NHS reforms have made complaining more confusing for patients

BMJ 2014; 349 doi: (Published 11 July 2014) Cite this as: BMJ 2014;349:g4547
  1. Adrian O’Dowd
  1. 1London

Patients are more confused as to how to complain about problems they experience with the health service after NHS changes introduced last year, MPs have been told. The confusion was partly due to ignorance about NHS commissioning, witnesses told the parliamentary health committee during an evidence session on 8 July for its inquiry into complaints and raising concerns.

MPs asked whether patients got enough help in accessing and using the complaints system and whether they were confused by the “complexity of new commissioning arrangements” in the NHS.

Rob Webster, chief executive of the NHS Confederation, which represents most NHS organisations, giving evidence, said, “I don’t think there’s a widely held understanding of what the role of commissioners is or who commissions different bits of the services that patients receive. Without that understanding, it can be difficult for people to know to whom they should complain.

“It’s a fact that if you’ve got a child with multiple issues, then the organisations who commission services for that child’s health needs might include NHS England, local clinical commissioning groups, the local authority, and schools. If you have a complaint about one element of their treatment, then it will be confusing for you on the end of that.” However, the confederation was seeing a developing maturity around arrangements, he added, such that commissioners were working more closely together and services were more joined up.

A fellow witness was Chris Hopson, chief executive of the Foundation Trust Network, who said, “Part of the problem here is that we do have a fragmented health and care system in which responsibility for providing care is split across a number of different organisations . . . therefore it is not entirely surprising that it’s not clear who to complain to.” However, he argued that matters were improving, saying, “There are a number of trusts where we’ve seen a significant improvement over the last 18 months. What we see trusts doing these days is making a more significant investment in the quality of their complaints handling.”

MPs asked Daniel Poulter, health minister, about progress on planned reforms to the complaints system that are due to begin in March of next year. Poulter said that they were on track, adding, “There are a number of pieces of work which are nearing completion, in particular how to make patients much more aware about how to raise complaints.

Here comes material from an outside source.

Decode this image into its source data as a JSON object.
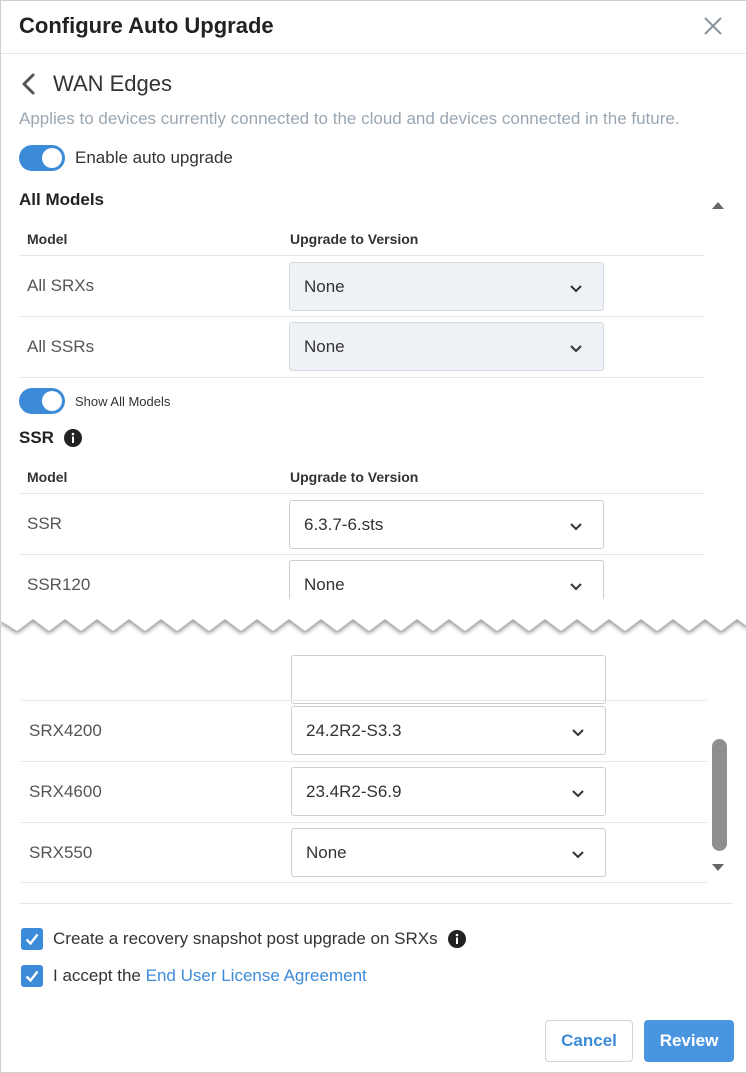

“Historically this has been an area of complexity and we are looking at fairly soon publishing a sort of ‘bedside guide’ . . . We will add an addendum to the NHS Constitution about how we can help patients to better understand and navigate the system in a much simpler way.”

He said that the guide would make it clear which organisation a patient should complain to, emphasise that they should not feel afraid to complain, and explain how the process worked. Work was also taking place on making the complaints system more transparent and collecting complaints data to allow comparisons between different providers, he said.

Poulter acknowledged that the current system was not perfect, but he gave assurances that the reformed system was on track to begin next spring. He said, “When it comes to complaining and understanding how to raise concerns about how services are commissioned, there has been a lack of clarity and perhaps people not even being aware that there is a route or somebody to talk to, and that is something [for which] I hope this bedside guide will be helpful.”